“They really try to understand you – the way they look at you, the way they click at you – they really seem to want to connect.”
In 2004, Fred Buyle moved from a celebrated career in competitive freediving to underwater photography. He has since gone on to collaborate with a number of marine conservation organisations, using his freediving expertise to help with field work, and has been published in the likes of National Geographic, The New York Times and The Telegraph. Nine years ago, together with Fabrice Schnöller, he initiated the Darewin Project, which aims to develop tools to study the language of cetaceans. In Issue 10, his photography illustrates the story of one of their more recent expeditions.
Oceanographic Magazine (OM): When did you first connect with the ocean?
Fred Buyle (FB): When I was a little kid my parents always had a sailboat, so I was always sailing with them. They didn’t dive, but I always wanted to go underwater. That’s something that always attracted me. When I was seven or eight I could start snorkelling and exploring and that’s how the whole thing started.
OM: Why did you move from a career in freediving to one in photography?

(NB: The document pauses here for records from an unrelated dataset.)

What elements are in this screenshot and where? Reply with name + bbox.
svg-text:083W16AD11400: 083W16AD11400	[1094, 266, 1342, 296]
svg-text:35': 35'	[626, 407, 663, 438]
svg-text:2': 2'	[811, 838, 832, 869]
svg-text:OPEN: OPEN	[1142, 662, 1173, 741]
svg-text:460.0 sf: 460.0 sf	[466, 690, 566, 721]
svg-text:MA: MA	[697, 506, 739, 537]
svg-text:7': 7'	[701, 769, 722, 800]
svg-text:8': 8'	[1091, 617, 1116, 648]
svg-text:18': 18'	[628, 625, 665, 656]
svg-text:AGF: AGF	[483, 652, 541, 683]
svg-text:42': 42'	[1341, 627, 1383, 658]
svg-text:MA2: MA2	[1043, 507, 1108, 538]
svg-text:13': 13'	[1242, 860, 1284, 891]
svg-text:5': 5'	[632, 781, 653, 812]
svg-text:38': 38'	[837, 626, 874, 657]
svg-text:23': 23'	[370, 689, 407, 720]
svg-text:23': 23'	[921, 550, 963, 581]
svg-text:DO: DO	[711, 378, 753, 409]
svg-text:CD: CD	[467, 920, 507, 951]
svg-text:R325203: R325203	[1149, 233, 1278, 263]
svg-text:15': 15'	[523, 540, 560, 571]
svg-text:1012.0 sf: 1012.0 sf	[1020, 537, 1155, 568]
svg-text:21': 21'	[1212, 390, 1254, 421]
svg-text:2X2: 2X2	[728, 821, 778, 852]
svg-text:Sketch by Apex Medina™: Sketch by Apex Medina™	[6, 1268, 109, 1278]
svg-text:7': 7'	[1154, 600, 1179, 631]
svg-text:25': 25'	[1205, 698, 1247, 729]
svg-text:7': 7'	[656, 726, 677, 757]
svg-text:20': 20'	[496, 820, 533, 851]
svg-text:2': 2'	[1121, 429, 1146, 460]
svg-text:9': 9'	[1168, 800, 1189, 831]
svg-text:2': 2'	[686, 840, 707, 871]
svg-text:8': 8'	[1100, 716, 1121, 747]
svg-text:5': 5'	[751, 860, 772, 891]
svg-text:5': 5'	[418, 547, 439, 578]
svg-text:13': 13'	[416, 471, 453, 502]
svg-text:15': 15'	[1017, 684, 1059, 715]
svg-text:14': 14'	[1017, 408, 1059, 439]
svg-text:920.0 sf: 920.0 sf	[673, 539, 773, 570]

FB: I stopped competitive freediving in 2004 simply because I’d done nine years of being a professional athlete. Back in the day we were lucky, I had sponsorship. I didn’t make a fortune but could make my living just by competing and with a few sponsors. Freediving is a very young sport. At that age I was building a personality and trying to understand how I really function. I think it was a good way to meet people – even though we were competitors we were all friends. Sometimes we would spend three months training together for a competition, we would be helping each other and then on the day we were competitors. It was a nice sport for that. But it’s a lot of work. Every year you know you’re going to train for nine months for one dive. At some point you’ve done it and it’s enough.
OM: Is freediving a key element of your work?
FB: Freediving is simply the most natural way to go underwater. I think you better understand the whole ecosystem when you freedive because you become a part of that environment, more so than when scuba or rebreather diving. You make less noise; you can cover more distance and you can spend more time in the water. Your dives are shorter, but you can spend all day in the water, covering a much wider area so I think it’s a very good way to understand how a particular area or ecosystem works. The animals are less afraid of you so it’s much easier to get close to them. Usually they get curious and they come to you to examine you. When you’re freediving, you can really hear that the ocean is not a silent world, far from it, which is another sensory experience. Also, I think freediving makes sense for me because it uses less resources – every scuba dive you fill a tank it uses 1.5kw of energy. It doesn’t sound like much but it’s a lot.
OM: Is it important to you that your work aids conservation in some way?
FB: Of course! It evolved towards that over the years. I was always interested in conservation, but it was a little later, after I stopped freediving competitively and really started focusing on the underwater photography that I moved into that world. In fact, I started photography just two years before I stopped competing in freediving and I never thought it would be a new career. When you start taking pictures you start looking for stories and marine scientists always have interesting stories. That’s how I got involved.
In 2005 I started taking pictures for a team of scientists in Colombia for the Malpelo Foundation. We were tagging hammerhead sharks to see the movement of the species in the Eastern Pacific and their movement between Malpelo, Galapagos and Cocos Island. The data from that study helped that site get assigned as a UNESCO World Heritage Site in 2007. I started to become more aware of the different problems the marine environment faces so I became more interested in these issues. I have been working in this field for 15 years now, and I can see how the new generation of marine biologists communicate more with each other and the general public. The new generation, they share everything and work together. It’s a good sign.